Microfibre cloths are perfect for light-duty cleaning of small areas of glass or plastic, non-food table tops like desks and computer LCD screens, as long as you don’t press too hard. Microfibre mop heads are marketed for use in hospitals or other medical facilities and are only in composition with traditional materials. This has the effect of making the mop head more absorbent and more aggressive on stubborn soilings, but as a consequence it requires more effort to move across the floor. So it is a compromise and a balance between different fibres, clean-ability and ergonomics. Fortunately, equipment manufacturers are designing their equipment with ergonomics in mind, with some better than others.

The environmental nature of detergents

The stick with which “people” beat the drum of environmental concern in the media often groups detergents in cleaning with other “hazardous” chemicals, whether that is hazardous to the environment or to human health. This is remarkably ignorant to the nature of chemicals and their effect. By all accounts every chemical is a poison to some degree to the environment and to us – even water in sufficient quantities can kill us – and it is quantity that is the key, as the old adage say’s “the poison is in the dose”.
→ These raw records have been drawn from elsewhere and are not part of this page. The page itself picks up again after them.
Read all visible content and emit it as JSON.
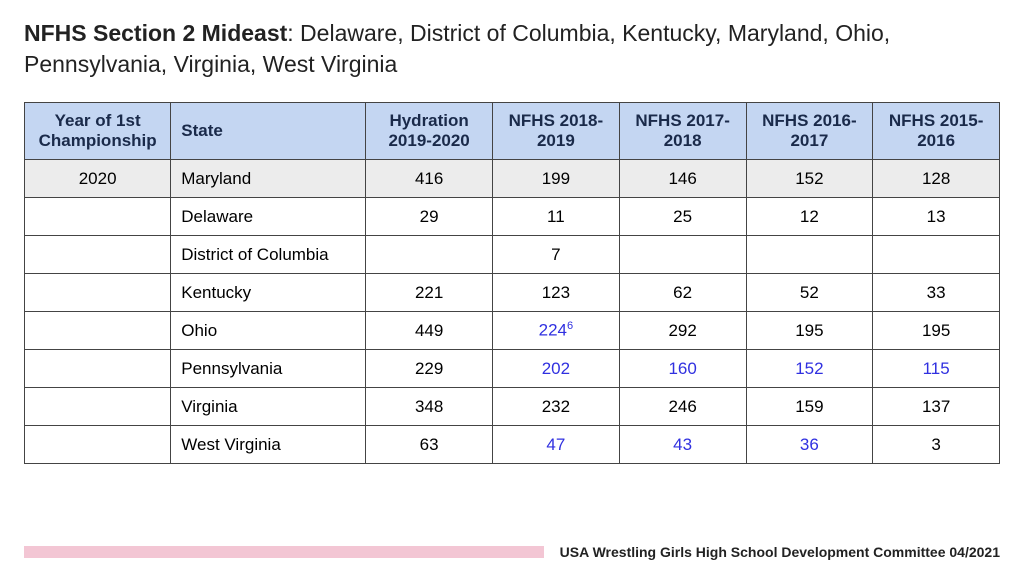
{
  "title": {
    "bold": "NFHS Section 2 Mideast",
    "rest": ": Delaware, District of Columbia, Kentucky, Maryland, Ohio, Pennsylvania, Virginia, West Virginia"
  },
  "table": {
    "headers": {
      "year": "Year of 1st Championship",
      "state": "State",
      "hydration": "Hydration 2019-2020",
      "nfhs1819": "NFHS 2018-2019",
      "nfhs1718": "NFHS 2017-2018",
      "nfhs1617": "NFHS 2016-2017",
      "nfhs1516": "NFHS 2015-2016"
    },
    "rows": [
      {
        "highlight": true,
        "year": "2020",
        "state": "Maryland",
        "cells": [
          {
            "v": "416"
          },
          {
            "v": "199"
          },
          {
            "v": "146"
          },
          {
            "v": "152"
          },
          {
            "v": "128"
          }
        ]
      },
      {
        "year": "",
        "state": "Delaware",
        "cells": [
          {
            "v": "29"
          },
          {
            "v": "11"
          },
          {
            "v": "25"
          },
          {
            "v": "12"
          },
          {
            "v": "13"
          }
        ]
      },
      {
        "year": "",
        "state": "District of Columbia",
        "cells": [
          {
            "v": ""
          },
          {
            "v": "7"
          },
          {
            "v": ""
          },
          {
            "v": ""
          },
          {
            "v": ""
          }
        ]
      },
      {
        "year": "",
        "state": "Kentucky",
        "cells": [
          {
            "v": "221"
          },
          {
            "v": "123"
          },
          {
            "v": "62"
          },
          {
            "v": "52"
          },
          {
            "v": "33"
          }
        ]
      },
      {
        "year": "",
        "state": "Ohio",
        "cells": [
          {
            "v": "449"
          },
          {
            "v": "224",
            "sup": "6",
            "blue": true
          },
          {
            "v": "292"
          },
          {
            "v": "195"
          },
          {
            "v": "195"
          }
        ]
      },
      {
        "year": "",
        "state": "Pennsylvania",
        "cells": [
          {
            "v": "229"
          },
          {
            "v": "202",
            "blue": true
          },
          {
            "v": "160",
            "blue": true
          },
          {
            "v": "152",
            "blue": true
          },
          {
            "v": "115",
            "blue": true
          }
        ]
      },
      {
        "year": "",
        "state": "Virginia",
        "cells": [
          {
            "v": "348"
          },
          {
            "v": "232"
          },
          {
            "v": "246"
          },
          {
            "v": "159"
          },
          {
            "v": "137"
          }
        ]
      },
      {
        "year": "",
        "state": "West Virginia",
        "cells": [
          {
            "v": "63"
          },
          {
            "v": "47",
            "blue": true
          },
          {
            "v": "43",
            "blue": true
          },
          {
            "v": "36",
            "blue": true
          },
          {
            "v": "3"
          }
        ]
      }
    ]
  },
  "footer": {
    "text": "USA Wrestling Girls High School Development Committee 04/2021",
    "pink_bar_color": "#f3c6d4"
  },
  "colors": {
    "header_bg": "#c4d6f2",
    "highlight_bg": "#ececec",
    "border": "#444444",
    "blue_text": "#3030e0",
    "text": "#222222"
  }
}
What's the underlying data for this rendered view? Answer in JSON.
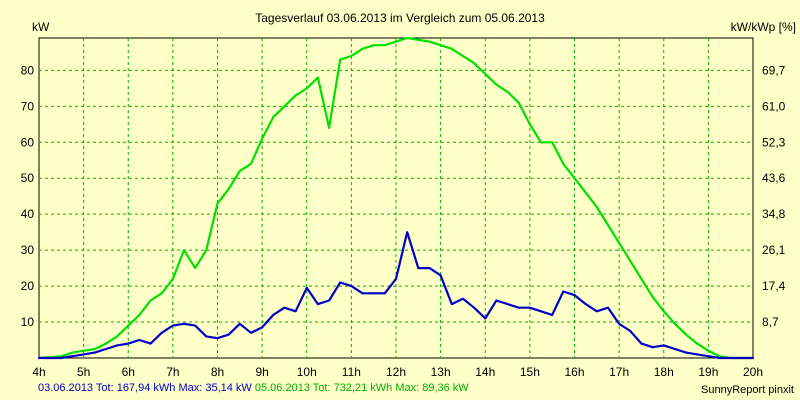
{
  "chart_data": {
    "type": "line",
    "title": "Tagesverlauf 03.06.2013 im Vergleich zum 05.06.2013",
    "ylabel_left": "kW",
    "ylabel_right": "kW/kWp [%]",
    "x_ticks": [
      "4h",
      "5h",
      "6h",
      "7h",
      "8h",
      "9h",
      "10h",
      "11h",
      "12h",
      "13h",
      "14h",
      "15h",
      "16h",
      "17h",
      "18h",
      "19h",
      "20h"
    ],
    "x_range": [
      4,
      20
    ],
    "y_ticks_left": [
      10,
      20,
      30,
      40,
      50,
      60,
      70,
      80
    ],
    "y_ticks_right": [
      "8,7",
      "17,4",
      "26,1",
      "34,8",
      "43,6",
      "52,3",
      "61,0",
      "69,7"
    ],
    "ylim": [
      0,
      89
    ],
    "grid": true,
    "series": [
      {
        "color": "#00e000",
        "points": [
          [
            4,
            0
          ],
          [
            4.5,
            0.5
          ],
          [
            4.75,
            1.5
          ],
          [
            5,
            2
          ],
          [
            5.25,
            2.5
          ],
          [
            5.5,
            4
          ],
          [
            5.75,
            6
          ],
          [
            6,
            9
          ],
          [
            6.25,
            12
          ],
          [
            6.5,
            16
          ],
          [
            6.75,
            18
          ],
          [
            7,
            22
          ],
          [
            7.25,
            30
          ],
          [
            7.5,
            25
          ],
          [
            7.75,
            30
          ],
          [
            8,
            43
          ],
          [
            8.25,
            47
          ],
          [
            8.5,
            52
          ],
          [
            8.75,
            54
          ],
          [
            9,
            61
          ],
          [
            9.25,
            67
          ],
          [
            9.5,
            70
          ],
          [
            9.75,
            73
          ],
          [
            10,
            75
          ],
          [
            10.25,
            78
          ],
          [
            10.5,
            64
          ],
          [
            10.75,
            83
          ],
          [
            11,
            84
          ],
          [
            11.25,
            86
          ],
          [
            11.5,
            87
          ],
          [
            11.75,
            87
          ],
          [
            12,
            88
          ],
          [
            12.25,
            89
          ],
          [
            12.5,
            88.5
          ],
          [
            12.75,
            88
          ],
          [
            13,
            87
          ],
          [
            13.25,
            86
          ],
          [
            13.5,
            84
          ],
          [
            13.75,
            82
          ],
          [
            14,
            79
          ],
          [
            14.25,
            76
          ],
          [
            14.5,
            74
          ],
          [
            14.75,
            71
          ],
          [
            15,
            65
          ],
          [
            15.25,
            60
          ],
          [
            15.5,
            60
          ],
          [
            15.75,
            54
          ],
          [
            16,
            50
          ],
          [
            16.25,
            46
          ],
          [
            16.5,
            42
          ],
          [
            16.75,
            37
          ],
          [
            17,
            32
          ],
          [
            17.25,
            27
          ],
          [
            17.5,
            22
          ],
          [
            17.75,
            17
          ],
          [
            18,
            13
          ],
          [
            18.25,
            9.5
          ],
          [
            18.5,
            6.5
          ],
          [
            18.75,
            4
          ],
          [
            19,
            2
          ],
          [
            19.25,
            0.5
          ],
          [
            19.5,
            0
          ],
          [
            20,
            0
          ]
        ]
      },
      {
        "color": "#0000c8",
        "points": [
          [
            4,
            0
          ],
          [
            4.5,
            0
          ],
          [
            4.75,
            0.5
          ],
          [
            5,
            1
          ],
          [
            5.25,
            1.5
          ],
          [
            5.5,
            2.5
          ],
          [
            5.75,
            3.5
          ],
          [
            6,
            4
          ],
          [
            6.25,
            5
          ],
          [
            6.5,
            4
          ],
          [
            6.75,
            7
          ],
          [
            7,
            9
          ],
          [
            7.25,
            9.5
          ],
          [
            7.5,
            9
          ],
          [
            7.75,
            6
          ],
          [
            8,
            5.5
          ],
          [
            8.25,
            6.5
          ],
          [
            8.5,
            9.5
          ],
          [
            8.75,
            7
          ],
          [
            9,
            8.5
          ],
          [
            9.25,
            12
          ],
          [
            9.5,
            14
          ],
          [
            9.75,
            13
          ],
          [
            10,
            19.5
          ],
          [
            10.25,
            15
          ],
          [
            10.5,
            16
          ],
          [
            10.75,
            21
          ],
          [
            11,
            20
          ],
          [
            11.25,
            18
          ],
          [
            11.5,
            18
          ],
          [
            11.75,
            18
          ],
          [
            12,
            22
          ],
          [
            12.25,
            35
          ],
          [
            12.5,
            25
          ],
          [
            12.75,
            25
          ],
          [
            13,
            23
          ],
          [
            13.25,
            15
          ],
          [
            13.5,
            16.5
          ],
          [
            13.75,
            14
          ],
          [
            14,
            11
          ],
          [
            14.25,
            16
          ],
          [
            14.5,
            15
          ],
          [
            14.75,
            14
          ],
          [
            15,
            14
          ],
          [
            15.25,
            13
          ],
          [
            15.5,
            12
          ],
          [
            15.75,
            18.5
          ],
          [
            16,
            17.5
          ],
          [
            16.25,
            15
          ],
          [
            16.5,
            13
          ],
          [
            16.75,
            14
          ],
          [
            17,
            9.5
          ],
          [
            17.25,
            7.5
          ],
          [
            17.5,
            4
          ],
          [
            17.75,
            3
          ],
          [
            18,
            3.5
          ],
          [
            18.25,
            2.5
          ],
          [
            18.5,
            1.5
          ],
          [
            18.75,
            1
          ],
          [
            19,
            0.5
          ],
          [
            19.25,
            0
          ],
          [
            20,
            0
          ]
        ]
      }
    ]
  },
  "footer": {
    "series1": "03.06.2013 Tot: 167,94 kWh Max: 35,14 kW",
    "series2": "05.06.2013 Tot: 732,21 kWh Max: 89,36 kW",
    "credit": "SunnyReport pinxit"
  }
}
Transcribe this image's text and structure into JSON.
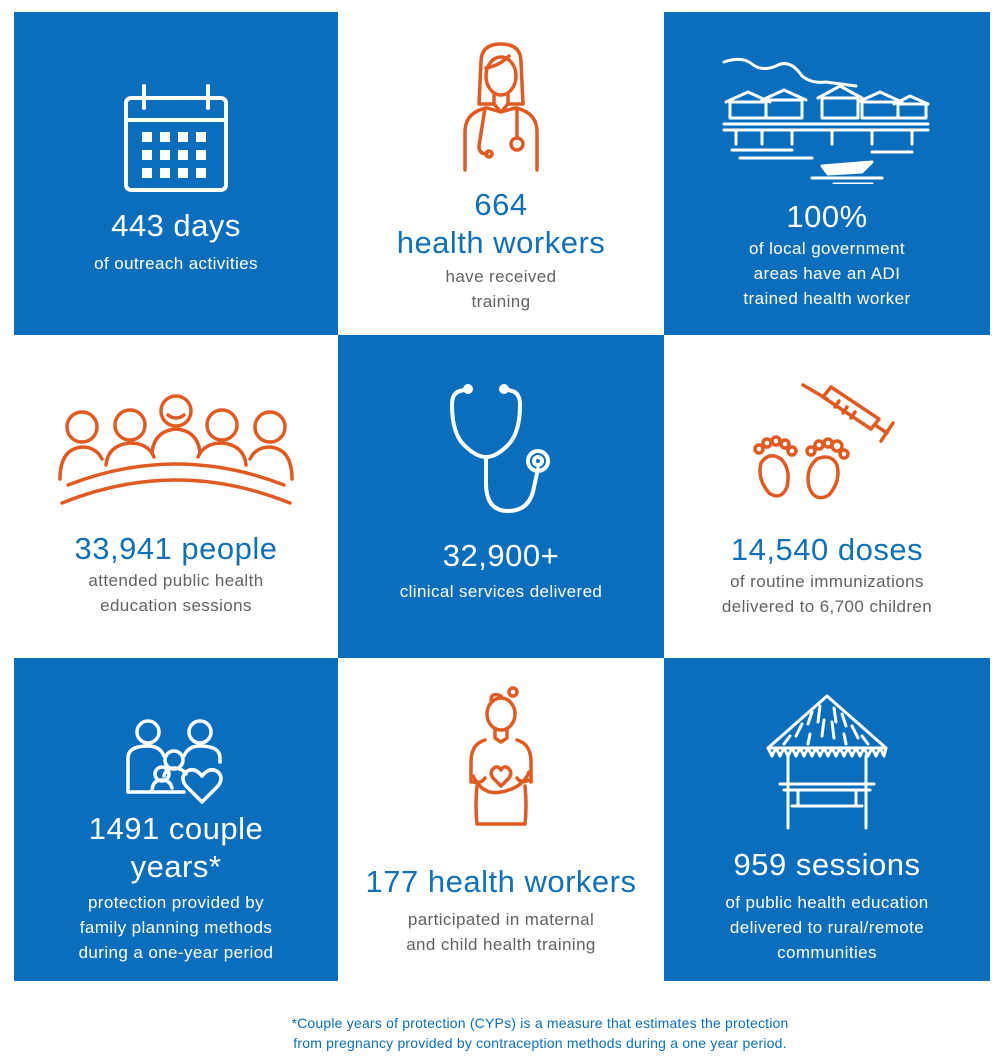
{
  "colors": {
    "blue": "#0a6ebd",
    "orange": "#e05a22",
    "gray": "#5f6266"
  },
  "tiles": [
    {
      "icon": "calendar-icon",
      "headline": [
        "443 days"
      ],
      "caption": [
        "of outreach activities"
      ]
    },
    {
      "icon": "female-doctor-icon",
      "headline": [
        "664",
        "health workers"
      ],
      "caption": [
        "have received",
        "training"
      ]
    },
    {
      "icon": "stilt-village-icon",
      "headline": [
        "100%"
      ],
      "caption": [
        "of local government",
        "areas have an ADI",
        "trained health worker"
      ]
    },
    {
      "icon": "audience-group-icon",
      "headline": [
        "33,941 people"
      ],
      "caption": [
        "attended public health",
        "education sessions"
      ]
    },
    {
      "icon": "stethoscope-icon",
      "headline": [
        "32,900+"
      ],
      "caption": [
        "clinical services delivered"
      ]
    },
    {
      "icon": "baby-feet-syringe-icon",
      "headline": [
        "14,540 doses"
      ],
      "caption": [
        "of routine immunizations",
        "delivered to 6,700 children"
      ]
    },
    {
      "icon": "family-heart-icon",
      "headline": [
        "1491 couple",
        "years*"
      ],
      "caption": [
        "protection provided by",
        "family planning methods",
        "during a one-year period"
      ]
    },
    {
      "icon": "pregnant-woman-icon",
      "headline": [
        "177 health workers"
      ],
      "caption": [
        "participated in maternal",
        "and child health training"
      ]
    },
    {
      "icon": "thatched-hut-icon",
      "headline": [
        "959 sessions"
      ],
      "caption": [
        "of public health education",
        "delivered to rural/remote",
        "communities"
      ]
    }
  ],
  "footnote": [
    "*Couple years of protection (CYPs) is a measure that estimates the protection",
    "from pregnancy provided by contraception methods during a one year period."
  ]
}
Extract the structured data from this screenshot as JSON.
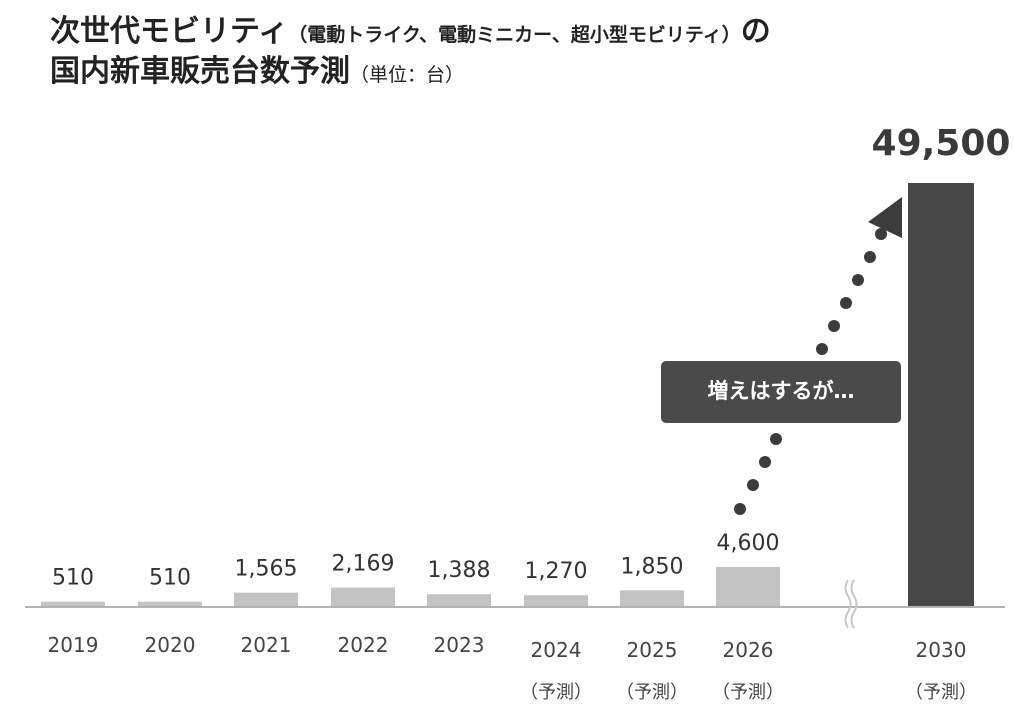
{
  "title": {
    "line1_main": "次世代モビリティ",
    "line1_sub": "（電動トライク、電動ミニカー、超小型モビリティ）",
    "line1_tail": "の",
    "line2_main": "国内新車販売台数予測",
    "line2_unit": "（単位：台）"
  },
  "callout": {
    "text": "増えはするが…"
  },
  "colors": {
    "bar": "#c3c3c3",
    "highlight_bar": "#474747",
    "callout_bg": "#4a4a4a",
    "dots": "#3c3c3c",
    "axis": "#9a9a9a"
  },
  "chart_data": {
    "type": "bar",
    "categories": [
      "2019",
      "2020",
      "2021",
      "2022",
      "2023",
      "2024",
      "2025",
      "2026",
      "2030"
    ],
    "category_notes": [
      "",
      "",
      "",
      "",
      "",
      "（予測）",
      "（予測）",
      "（予測）",
      "（予測）"
    ],
    "values": [
      510,
      510,
      1565,
      2169,
      1388,
      1270,
      1850,
      4600,
      49500
    ],
    "value_labels": [
      "510",
      "510",
      "1,565",
      "2,169",
      "1,388",
      "1,270",
      "1,850",
      "4,600",
      "49,500"
    ],
    "highlight_index": 8,
    "axis_break_between": [
      "2026",
      "2030"
    ],
    "grid": false,
    "legend": "none"
  }
}
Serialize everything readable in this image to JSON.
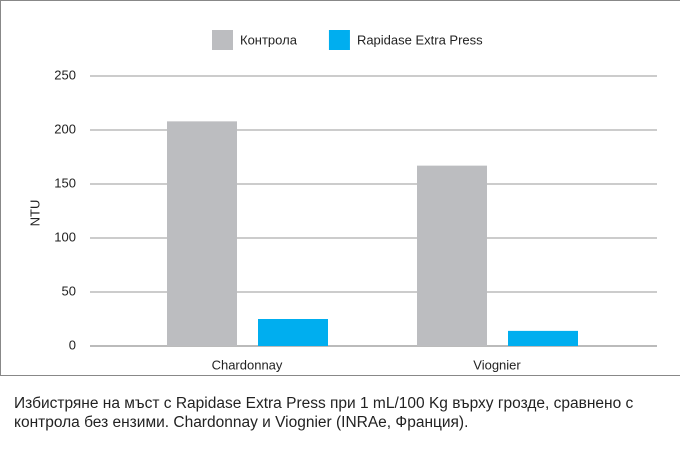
{
  "chart_data": {
    "type": "bar",
    "categories": [
      "Chardonnay",
      "Viognier"
    ],
    "series": [
      {
        "name": "Контрола",
        "color": "#bcbdc0",
        "values": [
          208,
          167
        ]
      },
      {
        "name": "Rapidase Extra Press",
        "color": "#00aeef",
        "values": [
          25,
          14
        ]
      }
    ],
    "ylabel": "NTU",
    "ylim": [
      0,
      250
    ],
    "yticks": [
      0,
      50,
      100,
      150,
      200,
      250
    ],
    "grid": true,
    "legend": "top",
    "caption": "Избистряне на мъст с Rapidase Extra Press при 1 mL/100 Kg върху грозде, сравнено с контрола без ензими. Chardonnay и Viognier (INRAe, Франция)."
  }
}
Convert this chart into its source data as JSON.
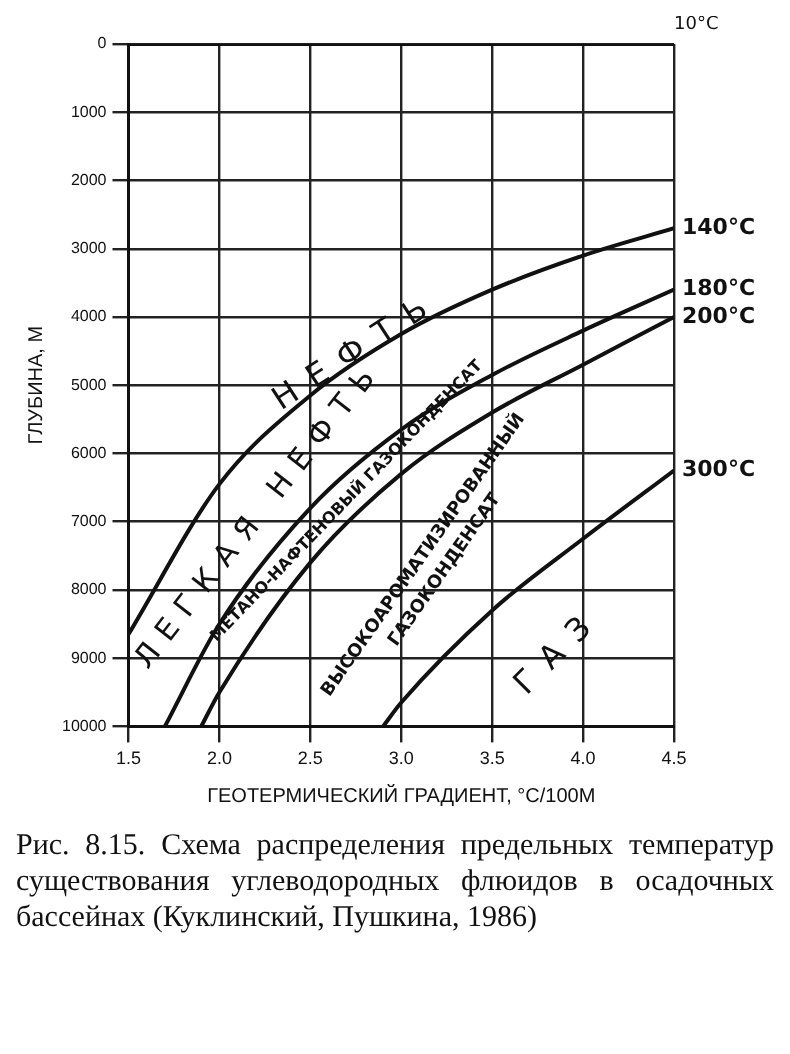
{
  "chart_data": {
    "type": "line",
    "xlabel": "ГЕОТЕРМИЧЕСКИЙ ГРАДИЕНТ, °С/100М",
    "ylabel": "ГЛУБИНА, М",
    "xlim": [
      1.5,
      4.5
    ],
    "ylim": [
      10000,
      0
    ],
    "xticks": [
      1.5,
      {
        "value": 2,
        "label": "2.0"
      },
      2.5,
      {
        "value": 3,
        "label": "3.0"
      },
      3.5,
      {
        "value": 4,
        "label": "4.0"
      },
      4.5
    ],
    "yticks": [
      0,
      1000,
      2000,
      3000,
      4000,
      5000,
      6000,
      7000,
      8000,
      9000,
      10000
    ],
    "grid": true,
    "legend": false,
    "marker": "none",
    "line_style": "solid",
    "series": [
      {
        "name": "10°C",
        "color": "#111111",
        "x": [
          1.5,
          4.5
        ],
        "values": [
          0,
          0
        ]
      },
      {
        "name": "140°C",
        "color": "#111111",
        "x": [
          1.5,
          2.0,
          2.5,
          3.0,
          3.5,
          4.0,
          4.5
        ],
        "values": [
          8650,
          6450,
          5150,
          4250,
          3600,
          3100,
          2700
        ]
      },
      {
        "name": "180°C",
        "color": "#111111",
        "x": [
          1.7,
          2.0,
          2.5,
          3.0,
          3.5,
          4.0,
          4.5
        ],
        "values": [
          10000,
          8500,
          6800,
          5650,
          4850,
          4200,
          3600
        ]
      },
      {
        "name": "200°C",
        "color": "#111111",
        "x": [
          1.9,
          2.0,
          2.5,
          3.0,
          3.5,
          4.0,
          4.5
        ],
        "values": [
          10000,
          9500,
          7600,
          6300,
          5400,
          4700,
          4000
        ]
      },
      {
        "name": "300°C",
        "color": "#111111",
        "x": [
          2.9,
          3.0,
          3.5,
          4.0,
          4.5
        ],
        "values": [
          10000,
          9650,
          8300,
          7250,
          6250
        ]
      }
    ],
    "annotations": [
      "НЕФТЬ",
      "ЛЕГКАЯ НЕФТЬ",
      "МЕТАНО-НАФТЕНОВЫЙ ГАЗОКОНДЕНСАТ",
      "ВЫСОКОАРОМАТИЗИРОВАННЫЙ ГАЗОКОНДЕНСАТ",
      "ГАЗ",
      "Рис. 8.15. Схема распределения предельных температур существования углеводородных флюидов в осадочных бассейнах (Куклинский, Пушкина, 1986)"
    ]
  }
}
Saying that, in the past there were many cleaning product ingredients that were hazardous, take your pick of the many chlorinated hydrocarbon solvents, also with the expanding field of environmental analysis, many detergent ingredients were found to affect the environment. As a consequence, environmental and safety legislation in western countries have either banned specific compounds or mandated replacements. For example, Nonylphenol ethoxylates (Alkylphenol ethoxylate – APE’s) while safe in use produce estrogen-like byproducts from biodegradation and has been detected in waste-water treatment systems. They have now been banned for use and a good replacement in the form of linear alcohol ethoxylate has proven to be effective.

So it is important to be aware that the environmental standards for cleaning product ingredients are very high, most often the ingredients will biodegrade naturally in a few days and virtually completely in 30 days. EU regulation 648/2004 was updated requiring the ultimate biodegradability of detergents sold to be 90%. This does not apply to biocides, but they come under the new biocide product directive (BPD).

Human Health

Detergents very nature to lift and solubilise oils and greases, has the unfortunate ability to solubilise the skin’s natural oils and greases. We have all felt this effect after a lengthy time hand washing the pots or hand washing the car, our skin feels tight and very dry. If you are a cleaner and you job involves contact with detergents in solution on a daily basis, then you’re particularly liable to develop dermatitis. Adopting sensible measures to reduce the contact can easily taken, gloves are the obvious method, but barrier cream and non-contact cleaning equipment can effectively isolate you.

A typical complaint from the cleaning industry are the over-use of detergents, most often you don’t need a strong or concentrated product, and cleaners tend to under-dilute the detergent making the solution far too concentrated. Learn how to use detergents, the right product and the right method – you will cut down on overly strong and potentially damaging detergents.

Conclusion

The vast majority of common cleaning processes do not require strong detergent products. And a common misconception is that the detergent alone provides the cleaning action. It is possible for cleaning to be done without chemicals, microfibre cloths and mops are a good example, but they do come with their significant disadvantages as discussed here. The way to look at cleaning is a collection of the right tools working together, complimenting each other and adopting sensible protective measures.